The Russian central bank immediately denied that capital controls are under discussion, and the ruble recovered somewhat. But the market's reaction revealed a vital truth: The idea that Russia could be considering measures to lock up wealth held within its borders is really quite credible.
The U.S. and its European allies instituted sanctions against Russia when pro-Russian forces invaded Ukraine's Crimean peninsula this summer, and gradually escalated the severity of the sanctions as Vladimir Putin's government overtly aided in the violent attempt by Ukrainian separatists to declare an independent republic that would have been beholden to Russia.
The sanctions didn't excite too much public interest in the West when they were instituted. Restricting U.S. banks from doing business with some Russian banks and placing limitations on trade in Europe doesn't make for great headlines.

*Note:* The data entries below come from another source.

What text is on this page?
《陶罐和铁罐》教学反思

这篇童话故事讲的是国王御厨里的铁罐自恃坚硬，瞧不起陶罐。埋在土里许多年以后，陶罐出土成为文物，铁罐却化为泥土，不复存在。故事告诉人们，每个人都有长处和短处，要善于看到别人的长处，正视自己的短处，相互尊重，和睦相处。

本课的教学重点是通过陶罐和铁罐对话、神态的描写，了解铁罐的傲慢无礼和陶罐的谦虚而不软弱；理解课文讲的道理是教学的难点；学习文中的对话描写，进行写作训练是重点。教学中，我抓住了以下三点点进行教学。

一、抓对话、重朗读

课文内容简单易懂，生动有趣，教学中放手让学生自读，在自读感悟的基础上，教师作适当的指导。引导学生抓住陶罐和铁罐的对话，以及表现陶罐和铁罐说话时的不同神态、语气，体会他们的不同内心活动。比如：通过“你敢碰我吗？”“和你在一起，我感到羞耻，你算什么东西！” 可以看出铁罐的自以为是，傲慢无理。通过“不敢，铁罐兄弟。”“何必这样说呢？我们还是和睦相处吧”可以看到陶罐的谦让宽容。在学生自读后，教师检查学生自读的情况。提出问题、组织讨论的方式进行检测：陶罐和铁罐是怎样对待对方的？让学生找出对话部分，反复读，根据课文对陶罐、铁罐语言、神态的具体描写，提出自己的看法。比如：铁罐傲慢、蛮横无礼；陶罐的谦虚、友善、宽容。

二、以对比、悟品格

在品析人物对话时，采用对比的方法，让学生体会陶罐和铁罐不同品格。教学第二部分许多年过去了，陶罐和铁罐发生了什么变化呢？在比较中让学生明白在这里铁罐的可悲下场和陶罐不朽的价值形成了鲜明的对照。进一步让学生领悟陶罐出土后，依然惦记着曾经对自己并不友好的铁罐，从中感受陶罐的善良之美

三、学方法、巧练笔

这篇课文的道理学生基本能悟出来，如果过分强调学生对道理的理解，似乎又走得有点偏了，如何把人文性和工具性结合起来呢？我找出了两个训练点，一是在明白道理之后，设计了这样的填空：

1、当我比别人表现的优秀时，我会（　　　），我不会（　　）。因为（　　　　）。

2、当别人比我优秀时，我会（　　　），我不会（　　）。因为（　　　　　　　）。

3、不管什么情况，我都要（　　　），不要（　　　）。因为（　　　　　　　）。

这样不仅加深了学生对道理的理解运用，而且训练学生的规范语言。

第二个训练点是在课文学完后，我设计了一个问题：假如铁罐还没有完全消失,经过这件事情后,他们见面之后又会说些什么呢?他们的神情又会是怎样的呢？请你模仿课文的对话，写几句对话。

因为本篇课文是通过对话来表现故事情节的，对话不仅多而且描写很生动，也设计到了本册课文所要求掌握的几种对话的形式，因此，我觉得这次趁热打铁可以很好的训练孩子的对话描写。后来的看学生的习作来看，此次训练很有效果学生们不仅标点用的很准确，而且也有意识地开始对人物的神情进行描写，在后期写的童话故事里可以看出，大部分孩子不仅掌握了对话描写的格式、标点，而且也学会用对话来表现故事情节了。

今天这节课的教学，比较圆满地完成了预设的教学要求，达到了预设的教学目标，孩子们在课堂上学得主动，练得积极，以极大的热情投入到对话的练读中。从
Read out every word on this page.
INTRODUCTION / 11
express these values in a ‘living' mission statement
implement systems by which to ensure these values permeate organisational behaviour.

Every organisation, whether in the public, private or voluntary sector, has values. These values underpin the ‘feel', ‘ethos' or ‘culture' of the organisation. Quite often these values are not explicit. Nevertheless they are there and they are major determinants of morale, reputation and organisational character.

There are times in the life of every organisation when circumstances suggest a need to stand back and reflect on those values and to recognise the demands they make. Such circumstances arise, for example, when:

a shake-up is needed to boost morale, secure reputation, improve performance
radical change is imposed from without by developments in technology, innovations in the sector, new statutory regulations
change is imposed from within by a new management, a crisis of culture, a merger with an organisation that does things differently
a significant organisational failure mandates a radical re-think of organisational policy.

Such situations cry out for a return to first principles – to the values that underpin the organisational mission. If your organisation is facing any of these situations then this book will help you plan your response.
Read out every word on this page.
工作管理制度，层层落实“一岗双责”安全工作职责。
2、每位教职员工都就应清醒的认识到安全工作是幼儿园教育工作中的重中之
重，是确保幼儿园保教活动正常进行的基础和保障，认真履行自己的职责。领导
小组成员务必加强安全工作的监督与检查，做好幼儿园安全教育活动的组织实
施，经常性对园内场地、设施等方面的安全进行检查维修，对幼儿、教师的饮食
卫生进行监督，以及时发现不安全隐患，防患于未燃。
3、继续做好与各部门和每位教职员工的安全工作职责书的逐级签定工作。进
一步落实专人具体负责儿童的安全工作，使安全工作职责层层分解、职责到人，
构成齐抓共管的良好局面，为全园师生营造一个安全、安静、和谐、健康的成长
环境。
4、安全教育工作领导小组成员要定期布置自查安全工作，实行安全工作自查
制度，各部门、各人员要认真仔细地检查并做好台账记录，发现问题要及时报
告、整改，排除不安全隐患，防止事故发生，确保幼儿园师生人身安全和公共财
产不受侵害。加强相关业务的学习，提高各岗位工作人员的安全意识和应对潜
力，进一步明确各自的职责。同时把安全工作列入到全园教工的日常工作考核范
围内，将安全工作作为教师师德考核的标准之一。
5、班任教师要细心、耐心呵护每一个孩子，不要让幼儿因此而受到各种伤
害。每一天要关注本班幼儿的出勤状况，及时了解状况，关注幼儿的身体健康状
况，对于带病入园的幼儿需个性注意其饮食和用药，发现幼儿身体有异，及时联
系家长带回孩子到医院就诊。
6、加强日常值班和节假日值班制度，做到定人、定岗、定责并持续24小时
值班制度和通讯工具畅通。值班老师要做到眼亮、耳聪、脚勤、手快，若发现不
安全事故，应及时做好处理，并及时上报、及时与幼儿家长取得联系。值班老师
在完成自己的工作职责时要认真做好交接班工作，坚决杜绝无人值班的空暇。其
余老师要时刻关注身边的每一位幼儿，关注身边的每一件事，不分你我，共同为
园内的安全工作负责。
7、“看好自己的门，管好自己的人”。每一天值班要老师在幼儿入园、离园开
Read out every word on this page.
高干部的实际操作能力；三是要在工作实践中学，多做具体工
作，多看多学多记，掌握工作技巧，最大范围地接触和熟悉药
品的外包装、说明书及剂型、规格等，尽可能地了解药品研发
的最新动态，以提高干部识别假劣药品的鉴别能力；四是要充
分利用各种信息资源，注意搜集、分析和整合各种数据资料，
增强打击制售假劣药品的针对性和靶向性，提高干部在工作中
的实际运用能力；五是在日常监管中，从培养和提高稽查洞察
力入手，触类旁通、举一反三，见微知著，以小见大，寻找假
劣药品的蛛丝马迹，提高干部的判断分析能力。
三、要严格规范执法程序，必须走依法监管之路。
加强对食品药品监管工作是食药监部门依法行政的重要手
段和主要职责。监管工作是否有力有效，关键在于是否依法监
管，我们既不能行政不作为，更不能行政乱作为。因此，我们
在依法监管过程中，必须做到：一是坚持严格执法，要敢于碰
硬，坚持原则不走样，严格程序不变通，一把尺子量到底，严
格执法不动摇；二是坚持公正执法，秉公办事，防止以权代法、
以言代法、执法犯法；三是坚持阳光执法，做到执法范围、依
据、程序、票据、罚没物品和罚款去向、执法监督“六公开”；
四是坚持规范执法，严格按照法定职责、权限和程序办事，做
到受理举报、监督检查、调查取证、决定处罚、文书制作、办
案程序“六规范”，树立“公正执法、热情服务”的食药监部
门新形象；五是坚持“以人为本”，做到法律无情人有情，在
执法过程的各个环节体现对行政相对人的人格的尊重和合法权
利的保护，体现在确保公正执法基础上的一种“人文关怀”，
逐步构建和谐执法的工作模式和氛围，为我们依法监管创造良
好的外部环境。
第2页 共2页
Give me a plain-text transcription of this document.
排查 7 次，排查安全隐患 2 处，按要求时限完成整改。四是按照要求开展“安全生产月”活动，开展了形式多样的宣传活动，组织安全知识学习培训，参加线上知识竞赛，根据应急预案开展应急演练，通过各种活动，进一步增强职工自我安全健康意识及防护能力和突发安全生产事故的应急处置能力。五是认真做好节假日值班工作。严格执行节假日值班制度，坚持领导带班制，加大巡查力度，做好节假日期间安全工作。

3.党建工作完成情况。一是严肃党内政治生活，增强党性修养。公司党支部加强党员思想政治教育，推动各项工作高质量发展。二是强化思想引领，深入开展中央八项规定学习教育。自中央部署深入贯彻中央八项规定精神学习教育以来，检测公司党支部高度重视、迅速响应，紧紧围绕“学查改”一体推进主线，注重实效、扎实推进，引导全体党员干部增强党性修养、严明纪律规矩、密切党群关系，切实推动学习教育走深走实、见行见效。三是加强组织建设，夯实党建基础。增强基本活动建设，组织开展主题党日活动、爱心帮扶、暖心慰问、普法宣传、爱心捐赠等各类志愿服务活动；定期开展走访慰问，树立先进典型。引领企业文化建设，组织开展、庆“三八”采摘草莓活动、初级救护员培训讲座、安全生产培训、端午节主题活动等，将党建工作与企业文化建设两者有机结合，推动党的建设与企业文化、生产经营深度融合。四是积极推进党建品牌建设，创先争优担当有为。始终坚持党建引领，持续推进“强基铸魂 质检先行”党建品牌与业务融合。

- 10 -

The impact of the sanctions, though, has been cumulative and significant. Investors are concerned that they can't make money by investing in Russia, and are also worried that Putin's government might start taking steps to lock up their funds within the Russian Federation. As a result, even before the Bloomberg report on Tuesday, Russia was expected to lose between $100 and $120 billion in capital this year purely due to investors fleeing the country.
Capital flight, as the phenomenon is known, can have a hugely destabilizing effect on a nation's economy, as it reduces investment, tax receipts, and economic growth.
Analysts who monitor the Russian economy say that capital controls really aren't on the table in the immediate future — mainly because they would likely do more harm than good. Alexander Kliment, director of emerging market strategy for the Eurasia Group, wrote Wednesday that, "[d]espite high capital flight and pressure on the ruble, [the Russian central bank] will not impose cross border capital controls at this stage — the regulator perceives the risks to investor confidence as too high."
Elvira Nabiullina, head of Russia's central bank, has been pushing the institution toward a philosophy more similar to the U.S. Federal Reserve's, in which managing the money supply in order to control inflation is the bank's primary goal. Progress in that direction would be severely reversed by a move to constrain the free flow of capital.
Kliment said that milder measures meant to protect the value of the ruble might be taken in the near term, but that they would likely only affect Russian companies, not foreign investors. However, he added, "[m]ore severe capital controls that would affect the operations of foreign investors are a growing possibility, on the assumption that the Ukraine crisis will not, in fact, reach a sustainable resolution in the near future."
The question for the Russian economy now is whether it can wait out Western resolve to punish Putin for his aggression. The most recent news suggests that the wait may be a long one. The Russian leader has been making ever more bellicose statements, not just about Ukraine, but about former Russian states in the Baltics.
At a press conference this week, German Chancellor Angela Merkel said that the U.S. and its European allies should be prepared for economic conflict that lasts decades. That's bad news for everyone, but the economy likely to suffer the most damage is Russia's.